The cliffs at the howlite occurrence, Bras D’Or Lake, Victoria Co., Cape Breton Island, Nova Scotia, Canada

One of the first things you’ll notice at the base of the cliffs is that there aren’t a lot of places to walk on land. Actually, there are almost none. This is a locality where you get cold and wet!


The undercut at the base of the cliffs, anhydrite eroding into the seawater

You’ll see how calm conditions are in each of these photographs. This is the only time when collecting is safe or practicable.
This locality can be very harsh. It is on the shoreline of an extremely temperamental body of water. Within literally thirty minutes, it can change from still and calm, to stormy with waves a few feet high. I’ve been caught by this phenomenon – on one trip, the waves took most of my howlites, a few of my collecting tools and the hat right off my head. None of these items were recoverable – I was busy scrambling back up the slope (the nasty route) because it was the closest way to get away from the waves. Fortunately, none of the lost howlites were that great.
I know, in these photos it looks so peaceful… (and some days it really is!)


Anhydrite along the base of the cliffs

Occasionally in certain zones along the base of the cliff, howlite crystals can be found. Often one needs to focus close to where the most recent erosion has occurred, because it doesn’t take long for exposed howlites to become ruined by waves or totally frosted by contact with the seawater.


Here is a small howlite cluster in the wall underneath the overhang, just at the water line.
Chance of recovery from the solid anhydrite clliff wall: zero.

Not a tragedy in this case, because if we look more closely:


This crystal cluster is badly damaged, as is most often the case when one finally finds one!
(Sorry it’s not a better photo – no studio lights or reflectors available
under the overhang of a shoreline cliff in seawater…)

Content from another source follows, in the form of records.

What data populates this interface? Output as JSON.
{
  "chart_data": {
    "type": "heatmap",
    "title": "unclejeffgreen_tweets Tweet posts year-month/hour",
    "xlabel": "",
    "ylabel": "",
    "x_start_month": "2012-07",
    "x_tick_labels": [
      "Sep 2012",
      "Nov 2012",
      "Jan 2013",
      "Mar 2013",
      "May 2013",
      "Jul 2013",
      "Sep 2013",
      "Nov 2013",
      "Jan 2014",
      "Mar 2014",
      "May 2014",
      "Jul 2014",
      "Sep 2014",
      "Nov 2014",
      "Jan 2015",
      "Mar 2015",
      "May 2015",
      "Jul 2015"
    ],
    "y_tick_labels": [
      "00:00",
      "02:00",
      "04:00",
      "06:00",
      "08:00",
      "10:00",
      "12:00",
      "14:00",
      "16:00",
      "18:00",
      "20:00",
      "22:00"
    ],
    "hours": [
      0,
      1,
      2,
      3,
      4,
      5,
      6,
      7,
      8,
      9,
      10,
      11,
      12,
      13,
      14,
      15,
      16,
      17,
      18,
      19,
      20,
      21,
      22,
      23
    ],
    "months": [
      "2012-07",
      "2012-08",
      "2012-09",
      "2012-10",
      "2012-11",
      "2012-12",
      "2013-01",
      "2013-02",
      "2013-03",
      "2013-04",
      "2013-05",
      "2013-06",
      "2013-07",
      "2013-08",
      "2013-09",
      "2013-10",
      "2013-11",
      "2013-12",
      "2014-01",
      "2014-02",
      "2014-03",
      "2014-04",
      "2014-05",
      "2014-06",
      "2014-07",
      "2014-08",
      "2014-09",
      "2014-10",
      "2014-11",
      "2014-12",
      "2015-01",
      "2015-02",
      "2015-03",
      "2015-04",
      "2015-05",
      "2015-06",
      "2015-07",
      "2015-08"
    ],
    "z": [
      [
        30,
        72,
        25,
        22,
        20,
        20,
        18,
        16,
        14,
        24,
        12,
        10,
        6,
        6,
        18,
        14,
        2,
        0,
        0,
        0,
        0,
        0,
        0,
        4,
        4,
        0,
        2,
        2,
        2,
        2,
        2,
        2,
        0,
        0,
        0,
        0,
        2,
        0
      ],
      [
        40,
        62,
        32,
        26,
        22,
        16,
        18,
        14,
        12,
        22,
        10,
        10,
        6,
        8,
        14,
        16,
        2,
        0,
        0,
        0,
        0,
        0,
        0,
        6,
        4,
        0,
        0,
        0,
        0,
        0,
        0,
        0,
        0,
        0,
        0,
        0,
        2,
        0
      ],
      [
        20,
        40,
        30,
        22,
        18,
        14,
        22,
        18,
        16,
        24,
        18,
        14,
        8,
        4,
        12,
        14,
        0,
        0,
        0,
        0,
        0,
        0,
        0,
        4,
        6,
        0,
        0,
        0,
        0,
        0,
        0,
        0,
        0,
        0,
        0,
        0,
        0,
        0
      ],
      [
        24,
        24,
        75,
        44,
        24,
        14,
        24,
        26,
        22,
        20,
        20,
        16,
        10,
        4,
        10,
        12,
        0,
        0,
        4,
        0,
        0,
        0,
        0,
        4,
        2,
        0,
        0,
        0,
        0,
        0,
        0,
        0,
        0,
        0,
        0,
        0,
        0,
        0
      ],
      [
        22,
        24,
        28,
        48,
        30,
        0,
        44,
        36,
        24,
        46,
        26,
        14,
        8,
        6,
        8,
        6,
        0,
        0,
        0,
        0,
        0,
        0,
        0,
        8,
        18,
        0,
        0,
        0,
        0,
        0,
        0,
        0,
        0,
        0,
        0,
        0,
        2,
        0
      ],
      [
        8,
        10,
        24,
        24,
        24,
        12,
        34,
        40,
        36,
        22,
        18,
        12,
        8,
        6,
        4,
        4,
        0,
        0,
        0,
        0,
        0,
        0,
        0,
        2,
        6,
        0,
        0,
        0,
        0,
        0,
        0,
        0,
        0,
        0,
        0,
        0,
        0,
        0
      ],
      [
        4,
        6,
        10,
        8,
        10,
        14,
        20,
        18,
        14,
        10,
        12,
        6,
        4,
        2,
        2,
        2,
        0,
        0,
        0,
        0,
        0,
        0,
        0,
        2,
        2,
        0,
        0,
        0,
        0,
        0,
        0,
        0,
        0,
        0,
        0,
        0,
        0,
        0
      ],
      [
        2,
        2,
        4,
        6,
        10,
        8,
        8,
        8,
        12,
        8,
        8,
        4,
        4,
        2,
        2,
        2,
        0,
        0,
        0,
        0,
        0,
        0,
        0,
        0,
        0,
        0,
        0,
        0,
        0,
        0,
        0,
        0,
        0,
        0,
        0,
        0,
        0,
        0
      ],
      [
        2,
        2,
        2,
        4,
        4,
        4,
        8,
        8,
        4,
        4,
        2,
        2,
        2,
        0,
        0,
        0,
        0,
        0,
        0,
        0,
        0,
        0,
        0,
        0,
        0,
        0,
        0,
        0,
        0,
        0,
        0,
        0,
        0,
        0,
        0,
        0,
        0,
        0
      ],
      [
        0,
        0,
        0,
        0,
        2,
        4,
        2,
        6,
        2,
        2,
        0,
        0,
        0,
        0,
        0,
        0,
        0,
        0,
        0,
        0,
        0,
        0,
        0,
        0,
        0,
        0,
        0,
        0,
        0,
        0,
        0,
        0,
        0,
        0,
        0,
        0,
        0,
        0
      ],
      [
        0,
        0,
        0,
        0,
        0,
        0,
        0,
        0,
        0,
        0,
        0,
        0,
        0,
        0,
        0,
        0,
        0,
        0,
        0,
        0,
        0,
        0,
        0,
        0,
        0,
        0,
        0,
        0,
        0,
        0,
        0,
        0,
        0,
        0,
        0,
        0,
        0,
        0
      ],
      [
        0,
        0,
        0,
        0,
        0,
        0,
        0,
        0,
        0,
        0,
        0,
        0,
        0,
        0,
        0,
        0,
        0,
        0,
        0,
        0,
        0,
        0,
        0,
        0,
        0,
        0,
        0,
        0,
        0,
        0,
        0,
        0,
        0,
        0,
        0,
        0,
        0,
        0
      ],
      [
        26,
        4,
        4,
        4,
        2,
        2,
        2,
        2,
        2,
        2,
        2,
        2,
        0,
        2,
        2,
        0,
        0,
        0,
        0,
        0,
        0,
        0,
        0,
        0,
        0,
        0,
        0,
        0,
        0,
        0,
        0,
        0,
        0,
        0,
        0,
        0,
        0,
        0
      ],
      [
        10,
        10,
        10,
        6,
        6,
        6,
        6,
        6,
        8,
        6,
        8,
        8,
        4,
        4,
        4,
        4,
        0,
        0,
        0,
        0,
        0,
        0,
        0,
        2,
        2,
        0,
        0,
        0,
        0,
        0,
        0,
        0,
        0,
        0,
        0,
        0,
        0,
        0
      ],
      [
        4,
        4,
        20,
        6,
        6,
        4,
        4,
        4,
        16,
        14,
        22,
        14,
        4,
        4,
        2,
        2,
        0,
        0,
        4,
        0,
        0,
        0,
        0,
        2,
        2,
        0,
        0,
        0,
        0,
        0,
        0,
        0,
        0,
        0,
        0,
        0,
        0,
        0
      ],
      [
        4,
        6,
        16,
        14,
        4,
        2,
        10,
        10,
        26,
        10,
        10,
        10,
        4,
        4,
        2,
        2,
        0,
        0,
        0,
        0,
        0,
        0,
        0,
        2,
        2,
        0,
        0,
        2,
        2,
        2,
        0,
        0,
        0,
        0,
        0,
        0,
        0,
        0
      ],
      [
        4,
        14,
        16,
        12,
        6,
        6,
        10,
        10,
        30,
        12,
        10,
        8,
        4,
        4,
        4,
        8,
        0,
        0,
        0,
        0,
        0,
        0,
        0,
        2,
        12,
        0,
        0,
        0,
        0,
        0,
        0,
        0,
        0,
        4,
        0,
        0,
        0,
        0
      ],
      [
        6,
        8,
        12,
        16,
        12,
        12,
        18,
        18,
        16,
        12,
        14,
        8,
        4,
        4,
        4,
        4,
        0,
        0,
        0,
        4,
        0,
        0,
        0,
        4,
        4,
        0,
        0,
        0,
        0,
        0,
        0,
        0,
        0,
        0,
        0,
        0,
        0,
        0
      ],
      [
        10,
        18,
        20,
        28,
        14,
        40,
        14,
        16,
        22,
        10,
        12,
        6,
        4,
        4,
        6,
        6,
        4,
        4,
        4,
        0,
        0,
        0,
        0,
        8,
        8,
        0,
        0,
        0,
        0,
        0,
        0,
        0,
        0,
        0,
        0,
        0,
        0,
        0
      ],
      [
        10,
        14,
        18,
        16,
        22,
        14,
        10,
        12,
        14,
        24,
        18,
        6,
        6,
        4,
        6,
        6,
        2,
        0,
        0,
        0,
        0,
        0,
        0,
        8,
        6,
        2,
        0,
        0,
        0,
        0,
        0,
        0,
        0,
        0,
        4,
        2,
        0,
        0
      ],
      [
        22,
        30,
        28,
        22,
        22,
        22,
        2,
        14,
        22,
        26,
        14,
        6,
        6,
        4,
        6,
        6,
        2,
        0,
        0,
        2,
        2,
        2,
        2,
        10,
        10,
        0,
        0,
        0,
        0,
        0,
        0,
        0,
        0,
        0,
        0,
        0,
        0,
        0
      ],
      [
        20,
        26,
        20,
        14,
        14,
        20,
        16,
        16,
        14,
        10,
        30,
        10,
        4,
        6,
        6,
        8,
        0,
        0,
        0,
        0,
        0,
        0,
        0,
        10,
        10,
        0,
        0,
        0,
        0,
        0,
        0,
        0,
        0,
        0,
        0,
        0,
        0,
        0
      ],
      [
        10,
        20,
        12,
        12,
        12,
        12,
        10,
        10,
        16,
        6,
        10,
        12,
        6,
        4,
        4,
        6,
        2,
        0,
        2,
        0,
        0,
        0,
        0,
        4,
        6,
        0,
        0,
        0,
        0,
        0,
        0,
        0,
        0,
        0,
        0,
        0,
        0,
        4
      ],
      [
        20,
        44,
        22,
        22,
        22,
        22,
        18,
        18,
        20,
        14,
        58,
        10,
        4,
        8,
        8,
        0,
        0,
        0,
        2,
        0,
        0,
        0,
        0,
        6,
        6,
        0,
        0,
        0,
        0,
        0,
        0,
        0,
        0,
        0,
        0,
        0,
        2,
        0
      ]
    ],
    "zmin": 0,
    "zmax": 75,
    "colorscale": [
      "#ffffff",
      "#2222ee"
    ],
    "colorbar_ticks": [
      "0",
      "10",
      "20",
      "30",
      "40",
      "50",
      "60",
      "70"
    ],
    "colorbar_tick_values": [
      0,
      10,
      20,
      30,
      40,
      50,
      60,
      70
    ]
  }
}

For cluster of howlite crystals, life at the locality is precarious. The waves themselves are obviously instrumental, exposing the crystals in the first place.  However, during storms, the waves can move rock around… not good. The seawater itself is also key, and yet prolonged exposure can leave the howlite crystals with a frosty appearance – not so sharp. And since this is Canada, there is also the ice to think about… in winter and early spring, the ice is a problem particularly when blocks of ice are floating freely and grind up against the cliffs and rock exposures.

So that’s a snapshot of the howlite collecting experience. It takes work, but also good luck and exceptional timing. Collecting anything as good as the ones on the website is not a common occurrence – I have not, personally.  The howlites on the website were collected over a period of years by Nova Scotia collectors, procured as the result of many visits.

To see photographs of howlite crystals available on the website, click here.

Please Use Caution!
This loaclity may look gentle and mild in some of the photographs here, but absolutely don’t underestimate it – please be careful if you ever visit. Any arrangements in this area must be made with careful consideration of the weather conditions – mistakes in this regard can literally be fatal. As my one little tale above confirms, weather conditions at  Bras D’Or Lake can change incredibly rapidly. One must always have an eye on managing a safe exit!
No visit to this locality should ever be made alone. The access areas are steep and dangerous. The slopes are loose and there are loose rocks overhead.
This post does not constitute advice or recommendation to travel to the locality and any decision to do so is each person’s own risk and responsibility. Adherence to applicable law and respect of private property are fundamental, and each of us is individually responsible – for ourselves, families and friends, and to the mineral collecting community as a whole – to be compliant and respectful at all times. If you are crossing or conducting any activity on private property, appropriate permissions must be obtained.